The comparable figures for France are 12 cases and four deaths out of 1.9 million doses, and for Norway, five cases and three deaths out of 120,000 doses.

Britain—where AstraZeneca has been administered more than in any other country—registered 30 cases as of Saturday, including seven fatalities, across a total of 18.1 million doses.

But as is true of all medications, risks must always be weighed against benefits.

“We would all prefer to have drugs that are 100 percent safe but they don’t exist,” Adam Finn, a professor of paediatrics at University of Bristol, told the London-based Science Media Centre last week, commenting on renewed bans of the AstraZeneca vaccine in Germany and elsewhere.

“Right now the biggest risk to our lives and livelihoods throughout the world is COVID-19,” Finn added. “We need to stay focussed on the need to prevent it taking millions more human lives before it is brought under control and the only effective way to do that is through vaccination.”

The EMA has consistently echoed this view.

“The benefits of the AstraZeneca vaccine in preventing COVID-19, with its associated risk of hospitalisation and death, outweigh the risks of side effects,” it said in statement on March 31.

– Risk factors?

Most cases of cerebral thrombosis have occurred in those under 65, but it is impossible to draw any conclusions about age because the vaccine has been administered to date mostly among younger populations.

The fact that a majority of cases have been among women may simply reflect the fact the health sector—predominately women—was given priority for vaccination.
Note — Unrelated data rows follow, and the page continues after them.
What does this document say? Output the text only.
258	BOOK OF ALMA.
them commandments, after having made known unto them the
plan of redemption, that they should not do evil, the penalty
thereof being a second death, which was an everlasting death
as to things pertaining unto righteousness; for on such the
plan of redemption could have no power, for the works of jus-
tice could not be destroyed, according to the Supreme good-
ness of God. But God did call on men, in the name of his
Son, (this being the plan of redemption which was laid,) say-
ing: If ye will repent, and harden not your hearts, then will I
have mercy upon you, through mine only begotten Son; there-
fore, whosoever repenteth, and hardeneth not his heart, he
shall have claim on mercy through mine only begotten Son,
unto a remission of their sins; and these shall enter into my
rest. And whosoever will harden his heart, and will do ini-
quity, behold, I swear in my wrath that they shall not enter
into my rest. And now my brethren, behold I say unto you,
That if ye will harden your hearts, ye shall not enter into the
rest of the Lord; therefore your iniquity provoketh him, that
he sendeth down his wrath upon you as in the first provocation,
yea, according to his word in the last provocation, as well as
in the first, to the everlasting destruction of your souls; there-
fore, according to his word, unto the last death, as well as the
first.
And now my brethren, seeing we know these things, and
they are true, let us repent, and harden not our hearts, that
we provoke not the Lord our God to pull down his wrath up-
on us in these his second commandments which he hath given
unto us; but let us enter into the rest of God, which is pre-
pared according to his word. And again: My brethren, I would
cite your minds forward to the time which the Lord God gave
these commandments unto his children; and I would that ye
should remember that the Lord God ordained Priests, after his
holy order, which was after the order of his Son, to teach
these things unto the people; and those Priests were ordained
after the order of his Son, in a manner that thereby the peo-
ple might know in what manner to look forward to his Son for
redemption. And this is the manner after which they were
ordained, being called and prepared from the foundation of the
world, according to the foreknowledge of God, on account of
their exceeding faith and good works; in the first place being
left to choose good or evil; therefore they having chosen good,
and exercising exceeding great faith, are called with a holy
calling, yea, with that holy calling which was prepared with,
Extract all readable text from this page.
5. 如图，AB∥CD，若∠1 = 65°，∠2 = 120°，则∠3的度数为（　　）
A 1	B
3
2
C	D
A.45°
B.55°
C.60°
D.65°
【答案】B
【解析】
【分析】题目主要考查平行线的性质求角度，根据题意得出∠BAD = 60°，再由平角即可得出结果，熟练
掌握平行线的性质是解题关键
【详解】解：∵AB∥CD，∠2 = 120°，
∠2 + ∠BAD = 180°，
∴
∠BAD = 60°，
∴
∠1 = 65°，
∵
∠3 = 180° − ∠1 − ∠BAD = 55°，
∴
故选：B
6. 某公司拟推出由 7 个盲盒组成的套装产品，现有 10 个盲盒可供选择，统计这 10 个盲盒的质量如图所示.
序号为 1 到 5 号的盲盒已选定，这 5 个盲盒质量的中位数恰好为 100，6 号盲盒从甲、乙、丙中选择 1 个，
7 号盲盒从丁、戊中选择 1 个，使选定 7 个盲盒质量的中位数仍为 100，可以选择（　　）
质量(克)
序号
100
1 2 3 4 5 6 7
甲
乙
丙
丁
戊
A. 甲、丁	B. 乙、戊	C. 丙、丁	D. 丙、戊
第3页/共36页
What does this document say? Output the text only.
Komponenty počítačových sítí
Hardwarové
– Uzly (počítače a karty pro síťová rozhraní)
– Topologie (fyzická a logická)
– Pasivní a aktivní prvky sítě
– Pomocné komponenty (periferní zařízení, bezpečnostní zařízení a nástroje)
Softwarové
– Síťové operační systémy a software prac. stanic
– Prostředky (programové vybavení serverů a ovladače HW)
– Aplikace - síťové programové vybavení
“At present the review has not identified any specific risk factors, such as age, gender or a previous medical history of clotting disorders for these very rare events,” the EMA said.

Notwithstanding, after some countries temporarily paused the AstraZeneca jab in mid-March, several countries have now suspended the vaccine again.

Germany decided last week to ban its use for anyone under 60, while in Canada—as in France—the age threshold is 55. In Sweden the age cutoff is 65.

“We do not have just one vaccine, we have several,” Sandra Ciesek, a professor of medical virology at the Goethe University Frankfurt, wrote in Science magazine.

“So, restricting the AstraZeneca vaccine to older people makes sense to me.”

Norway and Sweden have taken the more radical step of suspending the AstraZeneca vaccine altogether.

– Possible explanations?

For the moment, there are only hypotheses, though the EMA is expected to suggest next week which are the more likely.

In a study released on March 28 that has not yet been peer-reviewed, German and Austrian researchers pointed to a known biological mechanism as a possible explanation for the apparent surge in atypical thrombosis.

The AstraZeneca vaccine, they wrote, is associated with a thrombosis disorder “that clinically resembles heparin-induced thrombocytopenia (HIT)”.

HIT is a rare and serious reaction of the immune system to the anti-coagulant medication heparin.

The authors, led by Andreas Greinacher from the University of Greifswald, proposed a name for what they described as a new syndrome: “vaccine-induced prothrombotic immune thrombocytopenia (VIPIT).”

Researchers at Oslo National Hospital had earlier suggested that cases might have been triggered by a “powerful immune response” to the vaccine.